Canada's aerospace industry utilized a number of creative alternatives to minimize the number of layoffs following 9/11, says Pau, including reduced work weeks. In some cases, the Canadian government provided unemployment benefits to make up for decline in working hours. Although offering reduced hours is "a very gentle" way to cut costs, says Raim, it often won't free up enough resources to avoid layoffs.
Pau believes more companies, even those that ultimately end up making staff cuts, are trying alternatives first. The decision of whether to lay off employees usually hinges on how long a company thinks an economic downturn will last. Canadian companies are resisting layoffs because competition for talent has been intense while the country enjoyed a period of high unemployment during the past few years.
"What companies have learned, I think, is that they've had to stand out as a great employer," says Pau. "As economic conditions worsen, I think this still plays in the back of their minds.

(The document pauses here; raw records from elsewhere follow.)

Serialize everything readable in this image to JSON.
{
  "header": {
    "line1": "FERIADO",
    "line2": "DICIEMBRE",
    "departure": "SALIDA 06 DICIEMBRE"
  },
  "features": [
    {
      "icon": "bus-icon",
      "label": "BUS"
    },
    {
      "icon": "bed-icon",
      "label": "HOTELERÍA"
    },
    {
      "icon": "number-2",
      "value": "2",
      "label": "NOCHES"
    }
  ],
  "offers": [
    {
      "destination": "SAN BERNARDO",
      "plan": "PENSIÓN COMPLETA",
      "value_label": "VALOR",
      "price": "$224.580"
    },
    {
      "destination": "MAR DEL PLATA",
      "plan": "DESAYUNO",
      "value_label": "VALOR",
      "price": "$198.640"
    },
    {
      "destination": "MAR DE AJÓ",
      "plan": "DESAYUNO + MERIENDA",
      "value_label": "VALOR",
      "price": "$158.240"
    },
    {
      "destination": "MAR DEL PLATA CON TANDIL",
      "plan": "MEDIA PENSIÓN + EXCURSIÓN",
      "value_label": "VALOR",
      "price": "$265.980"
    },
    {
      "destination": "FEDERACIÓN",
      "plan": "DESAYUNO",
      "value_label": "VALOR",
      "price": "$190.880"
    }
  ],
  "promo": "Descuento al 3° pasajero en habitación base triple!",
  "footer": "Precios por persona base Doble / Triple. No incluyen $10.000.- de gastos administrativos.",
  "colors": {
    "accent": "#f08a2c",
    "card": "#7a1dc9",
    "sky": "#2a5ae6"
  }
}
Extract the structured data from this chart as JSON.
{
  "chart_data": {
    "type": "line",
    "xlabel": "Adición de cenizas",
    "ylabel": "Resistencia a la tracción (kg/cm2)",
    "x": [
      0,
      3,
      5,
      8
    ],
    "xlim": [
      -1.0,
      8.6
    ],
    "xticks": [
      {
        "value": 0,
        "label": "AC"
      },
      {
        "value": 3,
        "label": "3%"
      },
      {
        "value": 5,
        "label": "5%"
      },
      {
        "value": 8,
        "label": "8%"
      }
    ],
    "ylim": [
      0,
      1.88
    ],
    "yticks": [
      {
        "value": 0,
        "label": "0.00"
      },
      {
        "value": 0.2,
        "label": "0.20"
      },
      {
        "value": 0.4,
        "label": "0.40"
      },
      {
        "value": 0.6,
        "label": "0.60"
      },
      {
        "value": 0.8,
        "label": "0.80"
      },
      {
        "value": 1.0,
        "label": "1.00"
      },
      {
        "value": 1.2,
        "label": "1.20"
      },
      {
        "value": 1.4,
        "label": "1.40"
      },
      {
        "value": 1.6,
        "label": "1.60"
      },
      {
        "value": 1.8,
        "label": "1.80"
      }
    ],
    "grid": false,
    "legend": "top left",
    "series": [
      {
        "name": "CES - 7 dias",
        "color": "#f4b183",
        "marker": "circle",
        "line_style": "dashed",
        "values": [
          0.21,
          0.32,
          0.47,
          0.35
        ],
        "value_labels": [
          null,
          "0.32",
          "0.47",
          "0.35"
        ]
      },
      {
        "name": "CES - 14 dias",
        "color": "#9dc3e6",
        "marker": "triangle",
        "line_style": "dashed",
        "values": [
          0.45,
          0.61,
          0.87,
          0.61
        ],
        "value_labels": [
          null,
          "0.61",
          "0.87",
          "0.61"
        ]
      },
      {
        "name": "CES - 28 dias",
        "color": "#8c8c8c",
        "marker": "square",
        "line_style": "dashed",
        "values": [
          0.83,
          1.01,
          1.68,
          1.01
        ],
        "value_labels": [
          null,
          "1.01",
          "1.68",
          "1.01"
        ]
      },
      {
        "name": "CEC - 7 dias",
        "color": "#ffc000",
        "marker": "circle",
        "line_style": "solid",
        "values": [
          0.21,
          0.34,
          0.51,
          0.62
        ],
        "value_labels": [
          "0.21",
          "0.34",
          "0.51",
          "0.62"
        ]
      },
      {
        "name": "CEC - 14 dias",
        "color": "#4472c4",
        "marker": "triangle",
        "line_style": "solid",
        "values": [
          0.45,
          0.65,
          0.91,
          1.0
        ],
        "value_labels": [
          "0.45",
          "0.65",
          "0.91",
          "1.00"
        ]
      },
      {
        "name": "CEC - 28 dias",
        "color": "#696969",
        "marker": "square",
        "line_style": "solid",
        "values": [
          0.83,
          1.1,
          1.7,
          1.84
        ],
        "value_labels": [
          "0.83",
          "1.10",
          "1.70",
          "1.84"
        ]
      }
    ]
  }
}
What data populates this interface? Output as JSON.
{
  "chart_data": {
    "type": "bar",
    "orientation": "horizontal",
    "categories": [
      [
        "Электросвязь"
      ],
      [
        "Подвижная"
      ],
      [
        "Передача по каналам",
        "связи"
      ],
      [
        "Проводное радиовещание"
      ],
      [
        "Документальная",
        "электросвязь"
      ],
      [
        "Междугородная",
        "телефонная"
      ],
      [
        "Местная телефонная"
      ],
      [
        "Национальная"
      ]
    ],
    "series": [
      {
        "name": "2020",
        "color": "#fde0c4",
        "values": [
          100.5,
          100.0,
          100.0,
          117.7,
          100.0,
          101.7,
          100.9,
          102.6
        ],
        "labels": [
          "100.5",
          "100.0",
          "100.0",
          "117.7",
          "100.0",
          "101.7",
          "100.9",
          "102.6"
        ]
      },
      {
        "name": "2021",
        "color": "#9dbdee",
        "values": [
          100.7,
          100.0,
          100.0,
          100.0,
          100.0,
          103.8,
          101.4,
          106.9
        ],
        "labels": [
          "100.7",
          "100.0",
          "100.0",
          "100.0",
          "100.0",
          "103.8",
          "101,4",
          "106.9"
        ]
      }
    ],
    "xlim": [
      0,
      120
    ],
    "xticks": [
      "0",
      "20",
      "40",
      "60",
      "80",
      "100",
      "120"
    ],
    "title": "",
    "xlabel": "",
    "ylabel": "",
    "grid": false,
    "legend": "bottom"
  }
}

They'll still need to be an employer of choice in tough times because when things turn around, they'll need to be able to attract people."
Cappelli doesn't agree with Pau. "I think (companies will) stick to layoffs. I don't see companies with any interest in being creative right now or worrying about the long term. By that I mean further out than the next couple of quarters," he says.
Using layoff alternatives requires the support and involvement of senior managers and the board of directors, "which is sometimes difficult to get," says Pau. In addition to gaining that support, she stresses the importance of determining which options make the most sense for your company. "You want to pick one or two and stick with them, because it'll put the company into a tailspin otherwise. If you come in every few weeks with another option, that's going to hurt morale."
If possible, says Pau, it's a good idea to garner feedback from employees on the available alternatives before making a final choice.
Offering voluntary separation and/or early retirement was one of the most consistently successful layoff alternatives used by companies with whom she's worked, says Pau. Raim agrees this strategy can work well. Employees who volunteer to leave generally won't initiate legal action against their former employer, and remaining employees feel better about their positions since a choice was offered.
The primary caveat to this approach, says Raim: "Unless the actions are designed and administered well, you risk losing people you wanted to keep."
Somewhat less successful, says Raim, are across-the-board salary reductions, which can erode morale. "High performers feel the company is keeping lots of people who are underperformers at the expense of the good performers."
Other alternatives mentioned by Raim: working with those who have accepted jobs but not yet begun work to postpone start dates; freezing intern/summer/new college graduate hiring; and prohibiting managers to "back fill" for employees who quit. While the latter option is an easy and gradual way to begin shrinking headcount, she says, it may mean people end up in positions for which they aren't well suited. "This leads to managers asking for exceptions to the prohibition which causes hard feelings and may make the exceptions swallow up the rule."
Though alternatives such as reduced hours or salary cuts may be preferable to layoffs, Raim says companies should remember that they may still impose hardships on employees. "It's about minimizing the pain, not eliminating it. At the end of the day, you are still asking employees to take actions that aren't likely to benefit them."